Germany and Switzerland have long been famous for exporting cars, machinery and chemicals to all parts of the world. They are now becoming well-known as exporters of their dual education model.
Dual education combines on-the-job training with further formal education past high school. Apprenticeships have a long tradition in German-speaking countries, going back to medieval times.
Such apprenticeships have contributed to an educated workforce and enviable low youth unemployment rates. The average youth unemployment for Switzerland in the past two decades stands at just 3.4%.
No wonder other countries, including the US and the UK, are importing the dual education model.
There is a problem, though: To be an attractive proposition, young adults need to perceive apprenticeships as an ambitious pathway into employment. This makes it hard to introduce dual education in places with no historical and cultural grounding in it – or against the current global drive toward academisation.
For many years, the OECD has been pushing its member countries toward increasing the share of tertiary graduates. Achieving higher numbers of university graduates was a hallmark of progress. Lifting the number of graduates would signal greater education equality and increase productivity, the experts hoped.
As it turns out, it is not that straightforward. To begin with, not all university degrees are created equal. At least not when it comes to employment prospects. Degrees in media studies, gender studies or art history may require great intellectual curiosity and offer fascinating insights. However, they often fail to lead to good jobs while young people are saddled with student debt running into the tens of thousands of dollars.
According to PayScale, a company that collects and analyses wage data, bachelor’s degrees for education and fine arts attract average salaries of just $52k in New Zealand whereas a bachelor of engineering would earn $72k per year on average.
Even that presupposes enough jobs are floating around for all those graduates from courses with limited demand in the world outside academia. If those two-and-a-half places for Egyptologists in the economy are already filled, then even a PhD in the field will not help graduates much to earn a living.
As the joke goes: What does the unemployed art historian say to the employed art historian? “Can I have another pint, please?”
Needless to say, many vocational jobs pay much better than some jobs university graduates can aspire to. Think about it the next time you get an invoice from your plumber, electrician or joiner.
Unfortunately, many young New Zealanders are realising too late that university was not meant for them either because their degrees turned out lacking in use value or because their talents could have been better deployed elsewhere. This explains why the average age of our apprentices is in the mid-20s. It is a spectacular waste of resources to see young people spend their best and most formative years gaining an education that turns out to be the wrong course.
Countries with established dual education systems tell a different story. There, it is perfectly acceptable to go straight from school into apprenticeships, which are established and well-regarded. No school leaver has to justify choosing an apprenticeship.
Besides, in dual education countries no apprentice regards the apprenticeship as the end of the road. The vast flexibility built into Germany’s and Switzerland’s education landscape facilitates further study and genuine life-long learning. For example, a student can apprentice as a medical-technical assistant, work in the field, do a medical degree later, and maybe even do a PhD.
However, none of this can work if we continue to think of apprenticeships as something less ambitious, less prestigious, and only a career of last resort. If that is our thinking, we should not even begin to consider emulating the dual education model.
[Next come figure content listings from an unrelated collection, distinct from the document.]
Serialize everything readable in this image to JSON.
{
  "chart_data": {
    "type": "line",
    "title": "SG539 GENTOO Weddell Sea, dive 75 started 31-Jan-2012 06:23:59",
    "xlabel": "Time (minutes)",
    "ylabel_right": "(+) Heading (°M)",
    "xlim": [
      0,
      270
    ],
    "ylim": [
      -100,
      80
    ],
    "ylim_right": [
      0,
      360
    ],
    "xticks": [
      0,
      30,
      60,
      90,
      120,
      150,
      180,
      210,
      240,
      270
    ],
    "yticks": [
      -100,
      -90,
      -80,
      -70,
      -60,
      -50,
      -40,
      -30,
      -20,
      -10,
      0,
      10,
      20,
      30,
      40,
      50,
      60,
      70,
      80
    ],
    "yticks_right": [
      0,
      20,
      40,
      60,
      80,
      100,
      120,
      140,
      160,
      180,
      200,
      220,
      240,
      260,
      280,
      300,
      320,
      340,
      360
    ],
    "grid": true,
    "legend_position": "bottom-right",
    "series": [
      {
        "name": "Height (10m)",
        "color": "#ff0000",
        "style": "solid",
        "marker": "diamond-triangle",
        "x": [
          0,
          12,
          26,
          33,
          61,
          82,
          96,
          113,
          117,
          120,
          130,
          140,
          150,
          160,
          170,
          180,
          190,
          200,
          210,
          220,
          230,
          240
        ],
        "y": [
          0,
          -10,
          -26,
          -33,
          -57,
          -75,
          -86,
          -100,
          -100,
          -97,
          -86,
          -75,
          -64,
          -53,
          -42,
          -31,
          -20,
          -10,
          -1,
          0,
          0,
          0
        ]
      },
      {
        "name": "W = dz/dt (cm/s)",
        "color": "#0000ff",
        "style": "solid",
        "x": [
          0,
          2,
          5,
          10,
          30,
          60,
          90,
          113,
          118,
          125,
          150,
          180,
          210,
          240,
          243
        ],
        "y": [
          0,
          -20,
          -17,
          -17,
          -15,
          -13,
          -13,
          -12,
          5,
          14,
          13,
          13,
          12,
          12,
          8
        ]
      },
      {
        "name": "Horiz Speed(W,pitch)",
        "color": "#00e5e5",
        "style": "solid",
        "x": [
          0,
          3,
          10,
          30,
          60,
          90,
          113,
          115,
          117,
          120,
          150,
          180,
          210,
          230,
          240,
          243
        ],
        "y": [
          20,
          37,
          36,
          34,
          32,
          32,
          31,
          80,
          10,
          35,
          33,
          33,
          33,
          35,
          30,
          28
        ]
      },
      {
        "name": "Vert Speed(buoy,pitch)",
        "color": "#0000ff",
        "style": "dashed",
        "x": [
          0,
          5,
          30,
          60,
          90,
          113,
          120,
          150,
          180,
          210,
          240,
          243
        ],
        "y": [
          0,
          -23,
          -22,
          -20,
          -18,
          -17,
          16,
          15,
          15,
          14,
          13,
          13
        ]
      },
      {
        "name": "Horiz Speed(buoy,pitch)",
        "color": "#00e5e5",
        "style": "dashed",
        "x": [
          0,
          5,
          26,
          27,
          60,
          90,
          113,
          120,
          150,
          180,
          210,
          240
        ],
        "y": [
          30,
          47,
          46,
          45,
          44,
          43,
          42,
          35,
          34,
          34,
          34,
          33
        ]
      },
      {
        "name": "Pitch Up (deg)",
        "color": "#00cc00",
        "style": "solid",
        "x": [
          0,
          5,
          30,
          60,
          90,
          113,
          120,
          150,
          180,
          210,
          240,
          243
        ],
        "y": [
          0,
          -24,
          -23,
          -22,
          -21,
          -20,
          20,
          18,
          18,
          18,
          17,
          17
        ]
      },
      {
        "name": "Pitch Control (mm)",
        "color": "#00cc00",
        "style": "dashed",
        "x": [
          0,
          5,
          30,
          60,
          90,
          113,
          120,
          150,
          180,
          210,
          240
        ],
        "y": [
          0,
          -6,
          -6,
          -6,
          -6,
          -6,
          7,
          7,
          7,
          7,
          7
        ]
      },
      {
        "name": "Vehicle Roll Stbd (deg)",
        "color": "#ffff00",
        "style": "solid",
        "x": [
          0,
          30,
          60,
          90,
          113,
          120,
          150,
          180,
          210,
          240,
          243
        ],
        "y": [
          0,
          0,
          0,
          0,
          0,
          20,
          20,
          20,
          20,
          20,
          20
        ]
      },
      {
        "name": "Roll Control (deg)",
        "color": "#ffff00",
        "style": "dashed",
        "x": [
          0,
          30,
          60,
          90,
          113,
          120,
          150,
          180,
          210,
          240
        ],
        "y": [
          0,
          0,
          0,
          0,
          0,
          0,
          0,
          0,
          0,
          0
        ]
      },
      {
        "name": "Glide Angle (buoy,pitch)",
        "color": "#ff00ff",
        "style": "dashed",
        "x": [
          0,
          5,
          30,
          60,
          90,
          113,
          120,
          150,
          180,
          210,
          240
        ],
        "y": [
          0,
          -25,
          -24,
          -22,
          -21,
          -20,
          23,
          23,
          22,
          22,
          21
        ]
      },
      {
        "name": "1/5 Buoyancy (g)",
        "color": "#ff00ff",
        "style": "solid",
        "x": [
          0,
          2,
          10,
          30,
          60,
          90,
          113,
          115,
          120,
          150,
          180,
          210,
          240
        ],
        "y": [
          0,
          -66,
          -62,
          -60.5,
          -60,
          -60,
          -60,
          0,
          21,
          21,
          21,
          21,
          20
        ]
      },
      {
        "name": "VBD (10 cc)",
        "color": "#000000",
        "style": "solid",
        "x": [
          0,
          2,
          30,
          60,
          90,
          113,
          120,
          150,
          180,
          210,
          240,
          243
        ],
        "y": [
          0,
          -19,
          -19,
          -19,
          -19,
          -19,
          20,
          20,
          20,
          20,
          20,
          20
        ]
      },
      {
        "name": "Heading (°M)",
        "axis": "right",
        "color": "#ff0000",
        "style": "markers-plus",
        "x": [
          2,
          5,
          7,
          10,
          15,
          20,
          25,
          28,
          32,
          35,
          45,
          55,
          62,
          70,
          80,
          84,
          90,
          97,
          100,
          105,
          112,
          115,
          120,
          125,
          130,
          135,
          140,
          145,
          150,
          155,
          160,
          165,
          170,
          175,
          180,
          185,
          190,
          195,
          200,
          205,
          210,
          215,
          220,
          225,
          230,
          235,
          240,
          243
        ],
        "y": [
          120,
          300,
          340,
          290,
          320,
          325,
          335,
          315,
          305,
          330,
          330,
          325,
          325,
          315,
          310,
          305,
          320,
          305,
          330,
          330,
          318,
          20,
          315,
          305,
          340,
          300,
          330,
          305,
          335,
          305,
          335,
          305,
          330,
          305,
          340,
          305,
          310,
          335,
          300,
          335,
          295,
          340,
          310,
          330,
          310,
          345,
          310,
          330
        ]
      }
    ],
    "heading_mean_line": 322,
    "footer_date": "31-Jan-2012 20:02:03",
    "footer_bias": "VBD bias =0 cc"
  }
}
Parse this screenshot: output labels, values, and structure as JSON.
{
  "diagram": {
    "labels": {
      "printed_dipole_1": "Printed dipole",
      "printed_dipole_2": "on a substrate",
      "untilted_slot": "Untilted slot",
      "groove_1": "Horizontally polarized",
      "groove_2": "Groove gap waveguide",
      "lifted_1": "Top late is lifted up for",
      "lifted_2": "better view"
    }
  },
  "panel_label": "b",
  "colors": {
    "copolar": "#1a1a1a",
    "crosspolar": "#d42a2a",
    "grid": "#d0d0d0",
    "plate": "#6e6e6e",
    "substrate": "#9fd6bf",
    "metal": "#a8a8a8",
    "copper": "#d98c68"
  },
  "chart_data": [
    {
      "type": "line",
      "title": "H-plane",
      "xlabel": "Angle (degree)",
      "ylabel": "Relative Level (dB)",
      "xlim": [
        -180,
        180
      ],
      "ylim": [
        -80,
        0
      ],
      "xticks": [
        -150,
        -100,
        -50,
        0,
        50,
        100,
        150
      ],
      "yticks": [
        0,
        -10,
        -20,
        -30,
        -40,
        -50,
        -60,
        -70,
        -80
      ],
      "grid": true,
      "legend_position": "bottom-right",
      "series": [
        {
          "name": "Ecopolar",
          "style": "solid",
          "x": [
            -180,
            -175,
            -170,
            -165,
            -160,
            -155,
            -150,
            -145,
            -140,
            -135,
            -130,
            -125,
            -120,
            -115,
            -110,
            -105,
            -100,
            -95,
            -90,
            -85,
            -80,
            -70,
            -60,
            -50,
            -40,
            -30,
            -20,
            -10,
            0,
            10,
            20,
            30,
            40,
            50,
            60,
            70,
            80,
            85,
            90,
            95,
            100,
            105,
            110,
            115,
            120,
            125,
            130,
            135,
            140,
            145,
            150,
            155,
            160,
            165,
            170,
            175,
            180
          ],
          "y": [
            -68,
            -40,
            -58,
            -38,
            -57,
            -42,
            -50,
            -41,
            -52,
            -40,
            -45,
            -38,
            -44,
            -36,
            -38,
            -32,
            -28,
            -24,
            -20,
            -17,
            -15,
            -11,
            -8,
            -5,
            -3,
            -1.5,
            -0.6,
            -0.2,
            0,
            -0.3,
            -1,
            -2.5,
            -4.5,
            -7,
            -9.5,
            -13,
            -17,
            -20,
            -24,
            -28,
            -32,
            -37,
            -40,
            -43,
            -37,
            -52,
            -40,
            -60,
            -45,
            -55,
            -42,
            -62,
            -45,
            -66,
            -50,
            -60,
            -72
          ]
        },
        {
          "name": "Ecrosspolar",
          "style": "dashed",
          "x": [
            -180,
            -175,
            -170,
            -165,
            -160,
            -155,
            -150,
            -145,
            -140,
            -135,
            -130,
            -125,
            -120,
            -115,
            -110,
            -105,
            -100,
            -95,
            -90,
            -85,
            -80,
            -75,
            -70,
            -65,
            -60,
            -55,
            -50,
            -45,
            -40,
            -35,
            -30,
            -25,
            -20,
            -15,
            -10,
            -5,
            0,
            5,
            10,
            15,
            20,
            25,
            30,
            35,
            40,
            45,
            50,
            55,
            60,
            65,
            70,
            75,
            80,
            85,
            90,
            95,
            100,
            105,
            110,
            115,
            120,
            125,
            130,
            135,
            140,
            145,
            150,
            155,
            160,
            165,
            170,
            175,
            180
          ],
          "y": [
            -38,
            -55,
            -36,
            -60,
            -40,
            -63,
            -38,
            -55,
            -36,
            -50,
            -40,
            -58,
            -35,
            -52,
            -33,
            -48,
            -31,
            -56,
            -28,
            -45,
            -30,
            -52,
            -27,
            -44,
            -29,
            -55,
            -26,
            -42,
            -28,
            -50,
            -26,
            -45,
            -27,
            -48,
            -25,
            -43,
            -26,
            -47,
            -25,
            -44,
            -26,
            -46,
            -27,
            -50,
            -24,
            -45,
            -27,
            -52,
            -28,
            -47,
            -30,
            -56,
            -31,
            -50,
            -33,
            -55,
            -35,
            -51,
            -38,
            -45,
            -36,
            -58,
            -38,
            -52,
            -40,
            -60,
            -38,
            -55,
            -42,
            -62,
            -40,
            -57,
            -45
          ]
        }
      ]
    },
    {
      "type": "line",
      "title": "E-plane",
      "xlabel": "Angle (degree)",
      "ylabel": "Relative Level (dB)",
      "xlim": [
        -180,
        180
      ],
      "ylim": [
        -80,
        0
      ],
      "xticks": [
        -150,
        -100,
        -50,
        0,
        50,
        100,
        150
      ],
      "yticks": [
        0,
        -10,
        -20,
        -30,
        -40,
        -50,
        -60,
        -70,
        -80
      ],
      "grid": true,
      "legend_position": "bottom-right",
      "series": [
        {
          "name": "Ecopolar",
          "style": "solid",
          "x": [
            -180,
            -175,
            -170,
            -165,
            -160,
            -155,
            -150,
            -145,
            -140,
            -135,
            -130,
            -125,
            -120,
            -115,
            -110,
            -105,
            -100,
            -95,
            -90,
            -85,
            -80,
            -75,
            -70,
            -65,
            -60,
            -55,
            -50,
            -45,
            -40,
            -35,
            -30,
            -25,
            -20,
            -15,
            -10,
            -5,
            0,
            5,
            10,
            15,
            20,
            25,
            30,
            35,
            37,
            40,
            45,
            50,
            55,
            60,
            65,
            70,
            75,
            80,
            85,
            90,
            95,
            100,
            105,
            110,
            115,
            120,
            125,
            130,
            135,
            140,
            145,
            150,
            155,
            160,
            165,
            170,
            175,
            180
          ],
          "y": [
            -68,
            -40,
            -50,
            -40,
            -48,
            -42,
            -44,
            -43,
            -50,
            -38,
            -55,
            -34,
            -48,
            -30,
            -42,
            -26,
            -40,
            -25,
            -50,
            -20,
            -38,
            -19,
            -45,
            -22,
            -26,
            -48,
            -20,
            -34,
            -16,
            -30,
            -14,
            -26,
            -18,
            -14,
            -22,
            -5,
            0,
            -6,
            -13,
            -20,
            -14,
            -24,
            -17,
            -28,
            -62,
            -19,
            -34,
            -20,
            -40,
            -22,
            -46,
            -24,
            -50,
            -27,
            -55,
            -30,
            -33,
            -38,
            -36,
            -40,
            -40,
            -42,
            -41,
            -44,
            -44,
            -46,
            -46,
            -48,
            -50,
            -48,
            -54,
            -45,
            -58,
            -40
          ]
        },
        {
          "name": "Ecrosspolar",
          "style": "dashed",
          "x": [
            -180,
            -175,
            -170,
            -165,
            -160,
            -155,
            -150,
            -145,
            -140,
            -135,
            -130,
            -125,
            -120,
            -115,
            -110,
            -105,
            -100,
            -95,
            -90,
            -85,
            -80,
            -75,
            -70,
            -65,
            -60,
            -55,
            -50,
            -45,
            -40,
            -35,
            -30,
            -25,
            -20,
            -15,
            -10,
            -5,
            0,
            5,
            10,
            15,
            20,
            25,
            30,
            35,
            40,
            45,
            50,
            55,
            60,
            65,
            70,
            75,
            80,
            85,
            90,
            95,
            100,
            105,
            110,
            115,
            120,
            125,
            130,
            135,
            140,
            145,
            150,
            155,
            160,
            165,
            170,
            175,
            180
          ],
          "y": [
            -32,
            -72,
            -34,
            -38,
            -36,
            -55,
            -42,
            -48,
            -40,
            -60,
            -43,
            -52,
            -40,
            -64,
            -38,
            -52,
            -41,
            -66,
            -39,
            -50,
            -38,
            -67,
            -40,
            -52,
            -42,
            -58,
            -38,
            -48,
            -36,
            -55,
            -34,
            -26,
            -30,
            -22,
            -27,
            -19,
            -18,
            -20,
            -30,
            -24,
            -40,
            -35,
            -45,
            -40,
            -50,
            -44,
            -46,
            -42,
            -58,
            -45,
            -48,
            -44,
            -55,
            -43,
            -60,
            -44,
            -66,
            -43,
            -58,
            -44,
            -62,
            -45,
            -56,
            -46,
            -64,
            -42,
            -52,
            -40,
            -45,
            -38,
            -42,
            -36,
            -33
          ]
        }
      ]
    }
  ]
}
The crucial prerequisite for a good apprenticeships system is equality of esteem. The graduate of an apprenticeship should enjoy the same respect a university graduate does. The master builder should be just as proud as the MBA graduate.
It starts with changing the vertical hierarchy of achievement diagrams we show school students. Ours have doctorates at the top of the pyramid and other degrees below. In Switzerland, meanwhile, both vocational training and university education are shown at the same horizontal level (see diagram). Would anyone in New Zealand draw our own system with a similar equality of esteem? Hardly.
Education Minister Chris Hipkins has started a radical shake-up of New Zealand’s polytech and industry training landscape. But first we need a conversation about making apprenticeships a career of first choice and according them with the respect they deserve.